OK I wrote a certification question on the ratio between input power and

output heat and got booed off the stage. SO I will simply tell you the
answer. For each KW of input power (1000 Watts) you will get 3413 BTU of

heat output. Now since a teeny tiny little bit of that 1000 watts went
into creating LED light (a VERY teeny bit) and some into noise generated

by the fans you might get a measly 3410 BTU of heat. Point is that it's

a straight line relationship between input power and output heat. It's
fairly common for HVAC guys who know there stuff to ask what the total
power input to the data center is, what the percentage load on the UPS
is, and use that number as a basis for calculating cooling requirements.

If you put 100KVA IN you will need to get 341,300 BTU out somehow.

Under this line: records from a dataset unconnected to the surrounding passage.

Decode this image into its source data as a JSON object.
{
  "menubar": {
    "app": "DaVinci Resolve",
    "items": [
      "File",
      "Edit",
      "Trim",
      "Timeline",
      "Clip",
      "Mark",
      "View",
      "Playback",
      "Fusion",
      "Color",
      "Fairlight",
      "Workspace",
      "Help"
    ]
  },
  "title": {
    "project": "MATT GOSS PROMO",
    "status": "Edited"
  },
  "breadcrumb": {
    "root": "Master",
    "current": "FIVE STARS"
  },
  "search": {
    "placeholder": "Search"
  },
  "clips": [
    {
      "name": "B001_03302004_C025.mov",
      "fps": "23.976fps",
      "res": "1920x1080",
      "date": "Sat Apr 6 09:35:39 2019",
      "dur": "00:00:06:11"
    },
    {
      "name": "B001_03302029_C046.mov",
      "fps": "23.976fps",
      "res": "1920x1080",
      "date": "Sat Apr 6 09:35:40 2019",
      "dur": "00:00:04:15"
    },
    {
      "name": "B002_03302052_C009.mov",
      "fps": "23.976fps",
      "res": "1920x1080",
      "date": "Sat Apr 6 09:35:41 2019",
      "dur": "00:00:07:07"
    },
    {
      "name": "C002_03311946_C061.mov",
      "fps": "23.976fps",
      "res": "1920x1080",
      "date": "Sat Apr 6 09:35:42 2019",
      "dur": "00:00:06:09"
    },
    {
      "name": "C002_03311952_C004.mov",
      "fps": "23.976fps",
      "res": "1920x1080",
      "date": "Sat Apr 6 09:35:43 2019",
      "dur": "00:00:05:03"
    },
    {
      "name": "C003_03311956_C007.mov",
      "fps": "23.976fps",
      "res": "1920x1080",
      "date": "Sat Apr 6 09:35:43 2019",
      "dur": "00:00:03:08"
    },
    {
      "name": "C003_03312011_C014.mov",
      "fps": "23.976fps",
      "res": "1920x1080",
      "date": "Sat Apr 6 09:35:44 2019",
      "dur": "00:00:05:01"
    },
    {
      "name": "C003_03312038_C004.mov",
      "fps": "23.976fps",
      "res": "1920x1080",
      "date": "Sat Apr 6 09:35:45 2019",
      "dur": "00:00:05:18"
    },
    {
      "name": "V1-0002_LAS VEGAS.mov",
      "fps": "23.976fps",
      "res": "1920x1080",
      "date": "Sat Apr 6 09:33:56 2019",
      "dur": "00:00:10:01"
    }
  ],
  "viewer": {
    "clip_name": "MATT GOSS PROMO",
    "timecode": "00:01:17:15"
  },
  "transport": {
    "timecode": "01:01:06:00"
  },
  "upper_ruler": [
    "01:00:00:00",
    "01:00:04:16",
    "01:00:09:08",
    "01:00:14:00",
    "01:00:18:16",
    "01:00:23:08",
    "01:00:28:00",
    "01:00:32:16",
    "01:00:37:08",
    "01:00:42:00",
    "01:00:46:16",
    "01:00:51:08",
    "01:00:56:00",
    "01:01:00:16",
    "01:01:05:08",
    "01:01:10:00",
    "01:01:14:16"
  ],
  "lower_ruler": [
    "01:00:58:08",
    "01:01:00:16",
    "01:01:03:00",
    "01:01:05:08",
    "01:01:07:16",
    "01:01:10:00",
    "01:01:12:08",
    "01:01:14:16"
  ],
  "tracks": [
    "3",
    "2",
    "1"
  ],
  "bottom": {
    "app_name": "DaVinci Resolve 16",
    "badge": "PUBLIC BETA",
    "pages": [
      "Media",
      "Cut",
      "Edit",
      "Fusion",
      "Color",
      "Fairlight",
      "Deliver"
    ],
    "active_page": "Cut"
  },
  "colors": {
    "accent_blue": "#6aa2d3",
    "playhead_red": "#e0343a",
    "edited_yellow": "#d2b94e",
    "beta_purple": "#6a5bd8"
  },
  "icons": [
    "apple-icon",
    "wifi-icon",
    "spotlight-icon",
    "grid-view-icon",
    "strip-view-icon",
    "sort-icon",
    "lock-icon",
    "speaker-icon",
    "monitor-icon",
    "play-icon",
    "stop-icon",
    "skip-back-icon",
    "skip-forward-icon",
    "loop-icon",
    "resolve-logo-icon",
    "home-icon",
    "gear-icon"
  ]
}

Now how much electricity it takes to remove those BTUs can vary A LOT.
In very cold climates, outdoor air can be drawn through filters to cool
the place (devices called 'economizers') and that's cheap. In hot
climates very large amounts of A/C are used to cool such rooms and that
cost can rival the power of the systems being cooled. In the FrankenLab

from about October through March 100% of the heat generated is turned
into domestic hot water and then heat for the house. In the summer it
ends up in the swimming pool or down a dry well. Very economical indeed.

- Larry 'DrFranken' Bolhuis

On 3/8/2011 6:09 PM, Evan Harris wrote:
What's the heat differential ? And the power requirement for the
cooling equipment to handle it ? :)

As you've pointed out the OP should also consider the maintenance and
license costs if any of keeping an existing machine versus upgrading
as this is often a simpler sell to management as it's a direct cost.

On Wed, Mar 9, 2011 at 9:45 AM, DrFranken<midrange@xxxxxxxxxxxx>
wrote:
Well the 720 and the 250 are about a wash in 'spec power' at 750 amd
782
watts respectively. That said, what you GET for those watts is a
little
different. The biggest 250 was 75 (Seventy five!) CPW (20
interactive)
while the teeeeeeniest 720 is nearly 6,000 CPW (one core) and as much
as
46,300 with all eight cores going. So a one core 720 is equal to
Eighty
250s in CPU capability. IN practice I would expect the 720 to draw
far
less than that and I measured a 2-core system with 6 drives closer to
100 Watts with IBM i 7.1 simply idling. (No user work at the time.)

The 720 also comes with a 3 year warranty so you drop maintenance
cost.
I also did a comparison of a POWER5 550 to a POWER7 750 and the ratio
there is 100 to 1 on power per CPW. That is the 750 generates 100
times
more CPW per input Watt than a 550! That's a lot of savings!